Kent Landfield, chief standards and technology policy strategist at McAfee and CVE board member, notes that issues surrounding vulnerability identification go far beyond that of vocabulary.

“I’ve been around for the entirety of the program, and when we originally started this, part of the real problem we had was operational,” he told The Daily Swig.

“Let’s say you had an intrusion detection product in place in your security operations, and something would trigger on a threat that’s coming in.

“Each product would have their own name for it, so if you happened to have a defense-in-depth strategy, where you would have two, three, or four different products, you ended up with a situation where you were chasing your tail, because there was no way to correlate that these were all the same vulnerability.”

Safety in numbers

The Mitre Corporation is an independent third-party, funded by the Department of Homeland Security to operate the CVE program. This is a little misleading, however, as recent years have seen a proliferation in the number of CNAs, who have been brought on board to assist with the program.
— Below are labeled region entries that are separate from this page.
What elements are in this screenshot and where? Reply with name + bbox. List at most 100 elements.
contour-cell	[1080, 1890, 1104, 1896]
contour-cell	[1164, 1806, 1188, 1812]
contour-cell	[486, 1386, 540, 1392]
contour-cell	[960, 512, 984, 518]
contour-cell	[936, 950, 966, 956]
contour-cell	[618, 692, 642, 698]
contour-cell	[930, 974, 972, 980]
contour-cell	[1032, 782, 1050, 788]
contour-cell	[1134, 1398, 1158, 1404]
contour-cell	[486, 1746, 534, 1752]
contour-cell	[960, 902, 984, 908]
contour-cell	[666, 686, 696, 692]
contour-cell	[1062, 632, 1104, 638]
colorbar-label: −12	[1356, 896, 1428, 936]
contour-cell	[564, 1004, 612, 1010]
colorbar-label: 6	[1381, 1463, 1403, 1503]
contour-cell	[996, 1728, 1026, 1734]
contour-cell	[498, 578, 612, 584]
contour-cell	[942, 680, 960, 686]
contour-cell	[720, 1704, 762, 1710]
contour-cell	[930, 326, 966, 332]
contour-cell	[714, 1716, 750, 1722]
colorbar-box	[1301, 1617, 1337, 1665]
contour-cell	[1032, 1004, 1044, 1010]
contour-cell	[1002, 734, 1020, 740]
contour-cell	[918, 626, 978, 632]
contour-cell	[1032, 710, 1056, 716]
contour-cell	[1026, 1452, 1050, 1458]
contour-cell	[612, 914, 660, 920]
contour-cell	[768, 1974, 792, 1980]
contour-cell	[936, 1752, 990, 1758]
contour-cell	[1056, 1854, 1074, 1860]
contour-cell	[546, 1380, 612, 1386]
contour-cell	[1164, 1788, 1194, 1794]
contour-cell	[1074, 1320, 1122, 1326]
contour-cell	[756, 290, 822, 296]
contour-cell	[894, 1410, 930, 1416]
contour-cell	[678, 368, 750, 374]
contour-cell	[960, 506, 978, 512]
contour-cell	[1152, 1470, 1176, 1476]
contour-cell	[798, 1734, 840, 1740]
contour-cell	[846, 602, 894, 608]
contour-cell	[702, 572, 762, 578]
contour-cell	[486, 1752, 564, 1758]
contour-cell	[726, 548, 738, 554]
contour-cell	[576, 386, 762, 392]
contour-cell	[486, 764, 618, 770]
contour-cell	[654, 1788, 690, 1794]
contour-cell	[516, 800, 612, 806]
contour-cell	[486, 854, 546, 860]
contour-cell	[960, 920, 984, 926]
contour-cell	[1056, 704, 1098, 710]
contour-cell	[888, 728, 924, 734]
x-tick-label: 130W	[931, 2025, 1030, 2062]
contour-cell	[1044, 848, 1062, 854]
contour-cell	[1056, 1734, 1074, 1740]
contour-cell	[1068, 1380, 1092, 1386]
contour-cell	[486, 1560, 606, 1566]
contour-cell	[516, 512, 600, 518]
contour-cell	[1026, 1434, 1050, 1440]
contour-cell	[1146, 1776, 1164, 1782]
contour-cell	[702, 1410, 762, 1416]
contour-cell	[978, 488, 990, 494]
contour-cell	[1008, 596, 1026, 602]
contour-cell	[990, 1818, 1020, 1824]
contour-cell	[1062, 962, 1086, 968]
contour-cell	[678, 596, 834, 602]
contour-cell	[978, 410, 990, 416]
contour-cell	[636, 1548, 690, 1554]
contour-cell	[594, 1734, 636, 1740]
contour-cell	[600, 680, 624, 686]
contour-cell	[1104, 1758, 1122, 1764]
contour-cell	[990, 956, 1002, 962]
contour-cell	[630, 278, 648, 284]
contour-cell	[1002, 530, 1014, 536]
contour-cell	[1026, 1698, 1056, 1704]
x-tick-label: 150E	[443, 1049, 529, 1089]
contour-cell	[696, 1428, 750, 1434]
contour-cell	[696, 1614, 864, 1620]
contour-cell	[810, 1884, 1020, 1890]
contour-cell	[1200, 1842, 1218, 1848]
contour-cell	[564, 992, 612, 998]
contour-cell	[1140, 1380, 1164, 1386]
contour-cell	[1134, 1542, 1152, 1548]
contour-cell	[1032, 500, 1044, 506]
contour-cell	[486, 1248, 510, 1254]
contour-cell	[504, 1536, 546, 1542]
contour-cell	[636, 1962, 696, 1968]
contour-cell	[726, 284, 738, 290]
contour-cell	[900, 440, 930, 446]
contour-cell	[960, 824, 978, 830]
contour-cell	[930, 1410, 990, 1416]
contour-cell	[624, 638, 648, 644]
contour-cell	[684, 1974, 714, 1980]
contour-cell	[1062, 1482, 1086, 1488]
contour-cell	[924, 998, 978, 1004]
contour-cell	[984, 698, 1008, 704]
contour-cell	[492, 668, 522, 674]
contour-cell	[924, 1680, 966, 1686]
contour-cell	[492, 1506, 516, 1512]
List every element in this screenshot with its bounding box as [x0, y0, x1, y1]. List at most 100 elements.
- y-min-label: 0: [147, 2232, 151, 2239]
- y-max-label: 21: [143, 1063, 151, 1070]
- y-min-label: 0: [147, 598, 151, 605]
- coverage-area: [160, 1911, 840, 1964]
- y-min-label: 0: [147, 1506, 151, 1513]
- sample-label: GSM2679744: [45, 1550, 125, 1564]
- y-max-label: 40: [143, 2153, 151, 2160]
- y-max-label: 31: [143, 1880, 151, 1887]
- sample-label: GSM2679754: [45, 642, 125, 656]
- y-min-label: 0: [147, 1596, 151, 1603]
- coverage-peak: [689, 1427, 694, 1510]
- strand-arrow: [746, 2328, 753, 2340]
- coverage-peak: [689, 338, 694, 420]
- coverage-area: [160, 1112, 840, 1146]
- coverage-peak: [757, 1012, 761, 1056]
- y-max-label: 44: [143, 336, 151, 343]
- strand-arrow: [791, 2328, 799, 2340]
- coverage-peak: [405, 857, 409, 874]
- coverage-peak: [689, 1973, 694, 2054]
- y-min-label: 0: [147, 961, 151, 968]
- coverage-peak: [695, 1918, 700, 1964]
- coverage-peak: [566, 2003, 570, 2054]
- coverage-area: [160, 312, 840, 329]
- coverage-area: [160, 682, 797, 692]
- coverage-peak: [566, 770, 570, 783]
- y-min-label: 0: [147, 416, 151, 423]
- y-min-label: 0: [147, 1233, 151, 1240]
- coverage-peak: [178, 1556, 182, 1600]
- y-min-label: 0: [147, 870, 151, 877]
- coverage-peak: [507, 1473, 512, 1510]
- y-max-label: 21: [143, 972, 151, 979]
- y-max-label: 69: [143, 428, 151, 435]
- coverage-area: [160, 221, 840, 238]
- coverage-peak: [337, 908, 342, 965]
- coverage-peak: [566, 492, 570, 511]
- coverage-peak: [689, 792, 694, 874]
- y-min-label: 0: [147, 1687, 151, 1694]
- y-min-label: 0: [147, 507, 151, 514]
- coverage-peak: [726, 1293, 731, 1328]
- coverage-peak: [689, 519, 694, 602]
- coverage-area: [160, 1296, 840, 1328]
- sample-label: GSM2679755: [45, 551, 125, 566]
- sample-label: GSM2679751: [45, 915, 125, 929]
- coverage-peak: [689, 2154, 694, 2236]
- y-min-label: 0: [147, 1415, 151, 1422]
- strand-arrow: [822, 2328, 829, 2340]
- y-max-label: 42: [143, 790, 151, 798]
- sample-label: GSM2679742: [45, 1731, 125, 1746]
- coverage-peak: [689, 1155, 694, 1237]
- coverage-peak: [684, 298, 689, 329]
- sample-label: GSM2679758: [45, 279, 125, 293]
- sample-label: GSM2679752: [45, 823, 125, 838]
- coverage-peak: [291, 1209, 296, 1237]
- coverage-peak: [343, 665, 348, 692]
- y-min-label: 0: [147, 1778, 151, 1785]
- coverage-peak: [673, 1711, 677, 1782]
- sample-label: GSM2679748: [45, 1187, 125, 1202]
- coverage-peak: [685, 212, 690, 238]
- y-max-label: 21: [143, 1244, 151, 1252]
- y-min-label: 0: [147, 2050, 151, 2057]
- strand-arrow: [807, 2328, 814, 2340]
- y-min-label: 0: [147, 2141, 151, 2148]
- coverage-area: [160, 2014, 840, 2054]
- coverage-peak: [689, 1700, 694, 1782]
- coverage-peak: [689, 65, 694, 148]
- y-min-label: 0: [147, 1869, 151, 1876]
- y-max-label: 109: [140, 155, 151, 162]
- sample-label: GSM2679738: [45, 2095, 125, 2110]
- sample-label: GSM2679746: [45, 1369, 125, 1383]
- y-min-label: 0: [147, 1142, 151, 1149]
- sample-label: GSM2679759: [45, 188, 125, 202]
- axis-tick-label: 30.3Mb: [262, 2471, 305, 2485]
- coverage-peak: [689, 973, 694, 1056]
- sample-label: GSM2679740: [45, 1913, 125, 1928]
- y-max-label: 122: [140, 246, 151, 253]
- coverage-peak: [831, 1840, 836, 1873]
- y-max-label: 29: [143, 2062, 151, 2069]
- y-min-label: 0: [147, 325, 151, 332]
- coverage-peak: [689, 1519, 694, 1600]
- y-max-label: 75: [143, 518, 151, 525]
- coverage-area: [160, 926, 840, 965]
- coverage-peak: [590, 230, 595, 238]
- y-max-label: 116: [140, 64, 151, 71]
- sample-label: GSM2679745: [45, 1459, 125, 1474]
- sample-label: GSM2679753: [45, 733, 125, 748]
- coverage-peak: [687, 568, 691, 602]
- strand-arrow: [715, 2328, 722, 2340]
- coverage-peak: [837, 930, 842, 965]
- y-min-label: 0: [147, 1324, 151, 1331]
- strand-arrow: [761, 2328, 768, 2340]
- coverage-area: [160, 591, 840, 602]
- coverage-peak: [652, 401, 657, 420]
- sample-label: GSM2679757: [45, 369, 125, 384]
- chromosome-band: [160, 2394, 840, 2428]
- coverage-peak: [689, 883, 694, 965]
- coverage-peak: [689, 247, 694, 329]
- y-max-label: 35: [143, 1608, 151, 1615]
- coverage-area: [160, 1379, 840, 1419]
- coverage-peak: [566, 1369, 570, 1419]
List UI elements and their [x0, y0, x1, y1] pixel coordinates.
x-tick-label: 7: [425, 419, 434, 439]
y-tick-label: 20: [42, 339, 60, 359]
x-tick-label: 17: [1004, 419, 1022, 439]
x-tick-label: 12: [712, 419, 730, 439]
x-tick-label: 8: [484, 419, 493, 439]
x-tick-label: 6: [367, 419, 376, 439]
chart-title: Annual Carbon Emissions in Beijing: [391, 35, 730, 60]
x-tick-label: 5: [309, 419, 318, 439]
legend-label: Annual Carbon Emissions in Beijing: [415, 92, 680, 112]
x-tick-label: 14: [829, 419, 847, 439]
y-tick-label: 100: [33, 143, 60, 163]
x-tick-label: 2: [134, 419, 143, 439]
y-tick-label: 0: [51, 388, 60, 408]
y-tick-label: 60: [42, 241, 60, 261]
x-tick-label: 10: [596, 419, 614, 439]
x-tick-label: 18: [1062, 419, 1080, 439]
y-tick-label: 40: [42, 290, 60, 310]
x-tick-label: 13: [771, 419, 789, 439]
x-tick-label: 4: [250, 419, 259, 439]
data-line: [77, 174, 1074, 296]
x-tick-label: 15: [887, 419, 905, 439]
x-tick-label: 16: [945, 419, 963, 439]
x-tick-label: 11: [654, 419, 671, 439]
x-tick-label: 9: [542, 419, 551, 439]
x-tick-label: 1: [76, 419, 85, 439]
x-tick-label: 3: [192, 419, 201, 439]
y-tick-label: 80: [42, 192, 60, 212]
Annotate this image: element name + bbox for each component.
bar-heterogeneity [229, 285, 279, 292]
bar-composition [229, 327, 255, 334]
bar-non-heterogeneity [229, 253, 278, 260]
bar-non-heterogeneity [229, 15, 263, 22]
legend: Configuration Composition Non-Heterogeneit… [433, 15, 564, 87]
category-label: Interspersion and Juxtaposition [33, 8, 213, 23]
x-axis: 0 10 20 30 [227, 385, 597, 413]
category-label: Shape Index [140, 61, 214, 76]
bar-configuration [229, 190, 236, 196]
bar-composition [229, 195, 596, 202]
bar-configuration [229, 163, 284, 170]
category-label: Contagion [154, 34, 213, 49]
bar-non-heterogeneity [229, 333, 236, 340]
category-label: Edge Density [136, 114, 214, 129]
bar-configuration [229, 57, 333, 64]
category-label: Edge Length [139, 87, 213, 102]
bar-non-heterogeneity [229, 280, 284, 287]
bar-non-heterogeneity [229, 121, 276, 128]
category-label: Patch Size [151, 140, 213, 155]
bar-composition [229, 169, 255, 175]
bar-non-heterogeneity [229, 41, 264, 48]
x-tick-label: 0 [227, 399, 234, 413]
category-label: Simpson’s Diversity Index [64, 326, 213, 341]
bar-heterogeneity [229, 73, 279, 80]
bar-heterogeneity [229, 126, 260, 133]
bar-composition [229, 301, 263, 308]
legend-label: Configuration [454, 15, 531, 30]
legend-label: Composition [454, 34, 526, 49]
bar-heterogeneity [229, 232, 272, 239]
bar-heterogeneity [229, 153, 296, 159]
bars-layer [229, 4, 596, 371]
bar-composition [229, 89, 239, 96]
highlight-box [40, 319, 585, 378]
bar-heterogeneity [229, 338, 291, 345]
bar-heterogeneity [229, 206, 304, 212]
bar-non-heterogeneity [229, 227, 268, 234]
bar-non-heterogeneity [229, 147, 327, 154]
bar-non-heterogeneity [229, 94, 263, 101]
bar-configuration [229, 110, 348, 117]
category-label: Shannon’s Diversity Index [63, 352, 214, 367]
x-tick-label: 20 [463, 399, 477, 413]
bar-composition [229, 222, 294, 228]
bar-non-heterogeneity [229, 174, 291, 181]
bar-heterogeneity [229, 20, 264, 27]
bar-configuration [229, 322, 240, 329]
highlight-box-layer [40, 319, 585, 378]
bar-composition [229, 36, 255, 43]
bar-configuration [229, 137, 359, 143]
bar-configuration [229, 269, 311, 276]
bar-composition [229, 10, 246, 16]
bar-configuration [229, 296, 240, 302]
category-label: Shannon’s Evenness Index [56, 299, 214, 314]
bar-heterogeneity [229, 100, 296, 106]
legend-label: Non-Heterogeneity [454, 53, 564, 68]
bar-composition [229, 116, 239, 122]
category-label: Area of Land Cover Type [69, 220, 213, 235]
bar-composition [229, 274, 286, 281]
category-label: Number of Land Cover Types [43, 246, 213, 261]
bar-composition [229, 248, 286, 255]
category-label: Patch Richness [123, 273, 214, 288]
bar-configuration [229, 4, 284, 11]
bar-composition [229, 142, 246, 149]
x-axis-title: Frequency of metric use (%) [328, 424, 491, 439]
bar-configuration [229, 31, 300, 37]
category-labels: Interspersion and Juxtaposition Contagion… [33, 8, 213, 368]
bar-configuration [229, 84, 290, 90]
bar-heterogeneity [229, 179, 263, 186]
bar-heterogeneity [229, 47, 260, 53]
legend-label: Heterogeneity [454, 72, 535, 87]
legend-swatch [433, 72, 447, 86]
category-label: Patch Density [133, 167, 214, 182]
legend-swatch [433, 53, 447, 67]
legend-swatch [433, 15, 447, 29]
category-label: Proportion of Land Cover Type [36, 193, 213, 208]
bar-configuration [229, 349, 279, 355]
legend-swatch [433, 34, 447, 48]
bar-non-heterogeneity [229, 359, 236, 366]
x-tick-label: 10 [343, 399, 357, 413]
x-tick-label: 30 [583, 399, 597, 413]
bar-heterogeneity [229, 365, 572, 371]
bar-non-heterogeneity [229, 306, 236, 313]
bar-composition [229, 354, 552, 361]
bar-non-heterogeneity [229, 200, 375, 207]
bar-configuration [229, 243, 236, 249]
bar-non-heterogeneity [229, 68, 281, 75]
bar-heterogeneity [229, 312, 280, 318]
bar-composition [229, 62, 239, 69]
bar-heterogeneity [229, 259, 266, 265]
“When you look at our program’s structure, we have the CVE board, which is comprised of industry, academics, and government stakeholders from all over the world who provide absolutely essential strategic, operational, and governance advisory functions,” said Levendis.

“But we now have 87 CNAs in the program, who are all involved in the assignment process and help chart the path forward.”

Given the rapidly evolving threat landscape, Levendis said the role of the CNAs is only going to become more vital in the years to come. “The CNAs are going to be the primary means by which we scale the CVE program,” he stated.

“They are going to play an absolutely essential role going forward, as they have been playing since around 2005, when we first came up with the concept of the CNA and have been growing it from there.

“As far as onboarding CNAs is concerned, the program will strategically look to target certain organizations to fulfil different kinds of roles. We have open and transparent rules for the requirements to become a CNA.”

He added: “To become the numbering authority you have to demonstrate a mastery of the ability to assign CVEs consistent with the established guidelines, and then you have to be willing to operate within the program’s structure and the rules that govern our program – all of which are available to the public online.”

Industry touchstone

Nineteen years is a long time in the security world, but the CVE program’s focus is still set squarely on vulnerability identification.

Times change, however, and as the organization looks ahead to the next two decades, the CVE board is currently looking to expand into what Landfield called a “total federated architecture” – and CNAs will sit at the heart of this evolution.

“From a program perspective, we would much rather have the ‘source of truth’, when it comes to vulnerabilities coming from the vendors,” he noted. “They are the ones who know their software the best.

“The problem is that we have yet to figure out how to write secure software on a consistent basis. So programs like CVE are going to be vital for making sure that that kind of information is made available.

“During the next year or so, we’re going to be putting in place lots of different pieces and parts to ensure that federated environment actually occurs, and that we have set ourselves up for the next 20 years.”

According to Landfield, automation is a key action point for the CVE initiative. “We have built working groups into the program that allow the board members, the CNAs, and the public to participate in trying to develop some of that automation,” he said.

“CVE is really a fundamental piece of our security defense mechanisms. This information is used in security advisories, vulnerability databases, vulnerability assessment automation, remediation, intrusion detection, intrusion monitoring – it goes on and on and on.

“But this is not just a Mitre program,” he added. “I would like to stress the sheer number of external participants who take part in this program. CVE is vital to the security industry, and vital to our ability to defend ourselves.”